Forum Moderators: Robert Charlton & goodroi
www.example.com/product is the current well indexed and highly ranked site.
www.example.com/test/product .. if I put rel no follow no index on everything with these URLs that start www.example.com/test/ will that harm my regular site at all or is it fine? I need to make sure.
Thanks very much in advance.
[edited by: tedster at 7:44 pm (utc) on Sep. 19, 2008]
[edit reason] switch to example.com - it can never be owned [/edit]
To exclude volumes of content, and in particular a subdirectory, the Robots Exclusion Protocol is what you need. A robots.txt file can exclude all spiders from your test directory with the content below:
User-agent: *
Disallow: /test/
Naturally, you're also well advised to ensure there are no links to your test content.
Some people (myself included) prefer password-protecting development pages via HTTP authentication - while you can exclude spiders, that doesn't stop your pages being publicly available.
If you're split testing or similar, robots exclusion is the way to go. You can also use a meta robots element if it's only a few pages, e.g. <meta name="robots" content="none">.

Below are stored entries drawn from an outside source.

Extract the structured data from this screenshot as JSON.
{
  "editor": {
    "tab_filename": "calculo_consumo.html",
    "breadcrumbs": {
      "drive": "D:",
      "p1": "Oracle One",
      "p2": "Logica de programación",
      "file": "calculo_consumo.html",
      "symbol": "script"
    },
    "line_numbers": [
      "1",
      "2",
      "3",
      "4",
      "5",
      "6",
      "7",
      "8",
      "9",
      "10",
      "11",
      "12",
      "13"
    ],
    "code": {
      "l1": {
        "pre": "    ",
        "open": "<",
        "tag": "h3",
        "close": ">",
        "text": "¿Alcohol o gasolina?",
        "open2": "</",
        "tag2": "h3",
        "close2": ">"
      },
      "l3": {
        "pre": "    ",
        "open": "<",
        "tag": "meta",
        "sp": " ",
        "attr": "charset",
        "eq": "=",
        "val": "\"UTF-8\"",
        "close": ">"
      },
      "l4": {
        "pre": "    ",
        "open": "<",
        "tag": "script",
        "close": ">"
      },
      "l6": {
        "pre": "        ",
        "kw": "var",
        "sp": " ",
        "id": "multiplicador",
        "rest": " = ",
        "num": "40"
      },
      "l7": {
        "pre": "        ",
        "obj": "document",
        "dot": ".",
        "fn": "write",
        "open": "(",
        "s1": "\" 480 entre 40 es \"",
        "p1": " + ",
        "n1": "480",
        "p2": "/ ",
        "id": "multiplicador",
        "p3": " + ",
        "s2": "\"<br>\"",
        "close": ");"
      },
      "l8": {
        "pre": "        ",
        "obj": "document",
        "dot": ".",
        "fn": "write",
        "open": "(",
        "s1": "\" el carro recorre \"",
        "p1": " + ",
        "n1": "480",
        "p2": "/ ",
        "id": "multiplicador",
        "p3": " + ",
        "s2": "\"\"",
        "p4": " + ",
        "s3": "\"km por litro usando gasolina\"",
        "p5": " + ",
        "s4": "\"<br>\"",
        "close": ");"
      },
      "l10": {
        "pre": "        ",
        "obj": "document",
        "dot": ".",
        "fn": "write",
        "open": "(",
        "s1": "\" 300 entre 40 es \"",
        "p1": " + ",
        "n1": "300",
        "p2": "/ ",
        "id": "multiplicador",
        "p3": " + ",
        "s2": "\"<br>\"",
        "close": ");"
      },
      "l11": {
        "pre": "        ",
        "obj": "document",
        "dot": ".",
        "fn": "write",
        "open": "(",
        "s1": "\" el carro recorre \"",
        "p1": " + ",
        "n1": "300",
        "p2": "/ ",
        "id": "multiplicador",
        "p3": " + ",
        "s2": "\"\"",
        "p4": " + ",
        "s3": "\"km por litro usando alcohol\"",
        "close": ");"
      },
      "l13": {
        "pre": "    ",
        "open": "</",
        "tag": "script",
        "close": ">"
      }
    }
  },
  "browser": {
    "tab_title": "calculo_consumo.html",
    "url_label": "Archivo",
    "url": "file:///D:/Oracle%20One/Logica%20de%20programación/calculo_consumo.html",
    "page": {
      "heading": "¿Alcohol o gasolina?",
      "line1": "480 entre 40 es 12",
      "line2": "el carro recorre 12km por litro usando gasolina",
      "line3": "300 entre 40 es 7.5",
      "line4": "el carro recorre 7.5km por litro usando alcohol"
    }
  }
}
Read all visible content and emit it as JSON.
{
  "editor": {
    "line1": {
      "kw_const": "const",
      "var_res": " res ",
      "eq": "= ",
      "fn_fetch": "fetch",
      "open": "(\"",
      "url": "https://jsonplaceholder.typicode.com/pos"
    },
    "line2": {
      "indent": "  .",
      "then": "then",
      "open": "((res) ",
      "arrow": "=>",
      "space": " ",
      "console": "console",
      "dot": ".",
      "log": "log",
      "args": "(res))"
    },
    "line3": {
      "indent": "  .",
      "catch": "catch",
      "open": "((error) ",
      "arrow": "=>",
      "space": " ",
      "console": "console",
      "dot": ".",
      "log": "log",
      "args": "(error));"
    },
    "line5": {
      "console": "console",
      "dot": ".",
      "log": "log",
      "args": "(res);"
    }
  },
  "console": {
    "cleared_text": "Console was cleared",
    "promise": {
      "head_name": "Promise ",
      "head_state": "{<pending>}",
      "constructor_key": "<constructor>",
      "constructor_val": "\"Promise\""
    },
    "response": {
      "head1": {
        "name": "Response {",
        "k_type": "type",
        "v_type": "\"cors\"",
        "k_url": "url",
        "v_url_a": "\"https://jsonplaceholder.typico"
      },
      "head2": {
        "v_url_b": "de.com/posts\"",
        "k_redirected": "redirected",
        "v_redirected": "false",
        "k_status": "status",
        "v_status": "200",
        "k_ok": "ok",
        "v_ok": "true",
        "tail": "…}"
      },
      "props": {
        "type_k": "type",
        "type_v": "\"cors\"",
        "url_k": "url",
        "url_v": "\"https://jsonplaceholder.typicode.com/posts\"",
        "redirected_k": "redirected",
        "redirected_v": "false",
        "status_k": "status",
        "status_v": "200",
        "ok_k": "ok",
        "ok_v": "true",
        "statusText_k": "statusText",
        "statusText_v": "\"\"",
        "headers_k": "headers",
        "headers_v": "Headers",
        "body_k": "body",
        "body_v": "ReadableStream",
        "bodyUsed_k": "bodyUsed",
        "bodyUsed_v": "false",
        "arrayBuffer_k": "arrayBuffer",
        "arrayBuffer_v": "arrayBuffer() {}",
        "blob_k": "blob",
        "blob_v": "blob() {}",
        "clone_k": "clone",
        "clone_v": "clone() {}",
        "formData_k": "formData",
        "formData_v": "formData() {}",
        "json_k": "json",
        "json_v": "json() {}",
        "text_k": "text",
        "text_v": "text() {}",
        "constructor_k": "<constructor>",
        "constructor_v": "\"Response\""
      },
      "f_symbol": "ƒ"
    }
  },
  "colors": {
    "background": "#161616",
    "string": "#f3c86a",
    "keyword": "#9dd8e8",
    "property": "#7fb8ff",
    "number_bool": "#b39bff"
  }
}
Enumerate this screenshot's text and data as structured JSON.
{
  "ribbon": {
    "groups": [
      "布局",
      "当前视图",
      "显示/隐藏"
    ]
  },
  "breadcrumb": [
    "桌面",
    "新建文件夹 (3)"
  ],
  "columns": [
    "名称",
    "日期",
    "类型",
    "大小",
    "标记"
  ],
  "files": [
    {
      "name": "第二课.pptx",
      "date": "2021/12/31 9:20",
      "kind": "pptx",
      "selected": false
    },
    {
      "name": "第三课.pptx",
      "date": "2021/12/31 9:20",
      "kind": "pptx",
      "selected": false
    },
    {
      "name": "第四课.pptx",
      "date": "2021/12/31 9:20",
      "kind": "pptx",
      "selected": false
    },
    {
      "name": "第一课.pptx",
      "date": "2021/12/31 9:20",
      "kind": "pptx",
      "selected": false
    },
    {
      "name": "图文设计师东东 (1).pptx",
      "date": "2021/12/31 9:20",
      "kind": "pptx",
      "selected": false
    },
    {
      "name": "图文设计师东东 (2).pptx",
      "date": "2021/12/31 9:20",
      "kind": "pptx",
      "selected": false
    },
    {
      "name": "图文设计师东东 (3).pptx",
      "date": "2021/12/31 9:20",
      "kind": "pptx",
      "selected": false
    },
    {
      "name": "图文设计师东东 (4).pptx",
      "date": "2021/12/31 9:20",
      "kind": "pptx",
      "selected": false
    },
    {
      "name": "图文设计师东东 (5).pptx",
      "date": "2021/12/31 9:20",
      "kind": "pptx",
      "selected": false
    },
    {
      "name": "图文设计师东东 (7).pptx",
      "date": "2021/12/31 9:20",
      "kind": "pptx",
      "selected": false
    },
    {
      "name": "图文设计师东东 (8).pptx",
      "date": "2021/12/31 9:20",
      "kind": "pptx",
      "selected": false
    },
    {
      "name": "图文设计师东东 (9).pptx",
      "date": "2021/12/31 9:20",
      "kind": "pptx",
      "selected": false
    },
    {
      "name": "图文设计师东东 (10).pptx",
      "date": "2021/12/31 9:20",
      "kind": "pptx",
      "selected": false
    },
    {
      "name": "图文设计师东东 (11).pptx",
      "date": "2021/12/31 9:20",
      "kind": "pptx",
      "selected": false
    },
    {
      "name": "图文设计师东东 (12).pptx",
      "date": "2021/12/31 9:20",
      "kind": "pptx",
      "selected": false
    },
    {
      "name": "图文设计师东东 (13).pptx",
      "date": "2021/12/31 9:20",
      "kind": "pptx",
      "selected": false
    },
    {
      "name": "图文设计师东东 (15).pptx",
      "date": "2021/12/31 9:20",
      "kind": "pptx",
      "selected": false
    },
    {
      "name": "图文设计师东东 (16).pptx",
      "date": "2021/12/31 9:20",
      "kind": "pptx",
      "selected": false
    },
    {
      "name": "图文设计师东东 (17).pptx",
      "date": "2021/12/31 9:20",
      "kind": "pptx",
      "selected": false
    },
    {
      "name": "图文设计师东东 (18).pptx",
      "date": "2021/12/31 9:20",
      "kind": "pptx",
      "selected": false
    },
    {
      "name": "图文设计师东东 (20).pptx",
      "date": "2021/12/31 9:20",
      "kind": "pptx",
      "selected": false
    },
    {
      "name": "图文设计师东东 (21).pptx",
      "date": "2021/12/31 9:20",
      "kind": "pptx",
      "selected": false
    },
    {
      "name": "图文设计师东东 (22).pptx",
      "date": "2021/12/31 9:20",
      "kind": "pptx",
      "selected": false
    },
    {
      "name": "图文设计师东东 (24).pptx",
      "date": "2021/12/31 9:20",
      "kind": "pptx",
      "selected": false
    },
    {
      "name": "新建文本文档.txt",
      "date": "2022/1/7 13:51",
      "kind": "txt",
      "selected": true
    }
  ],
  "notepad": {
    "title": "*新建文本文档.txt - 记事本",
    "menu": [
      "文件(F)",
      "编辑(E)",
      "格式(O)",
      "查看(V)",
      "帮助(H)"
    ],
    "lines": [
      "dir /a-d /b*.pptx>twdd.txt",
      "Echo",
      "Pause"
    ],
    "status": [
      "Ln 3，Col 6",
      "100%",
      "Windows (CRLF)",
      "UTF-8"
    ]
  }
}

So knowing that, what do you advise and how confidant are you that the regualar, real site won't get penalized for having a /Test section of dup pages showing yahoo ppc feeds for example.
Thanks so much.
In addition, the vast majority of pay per click URLs (Yahoo's included) go through a redirect that is it itself robots excluded, so it is quite hard for search engines to even discover URLs used there. They can still pick them up occasionally, but it still won't affect your organic search results (as long the test is conducted on excluded pages).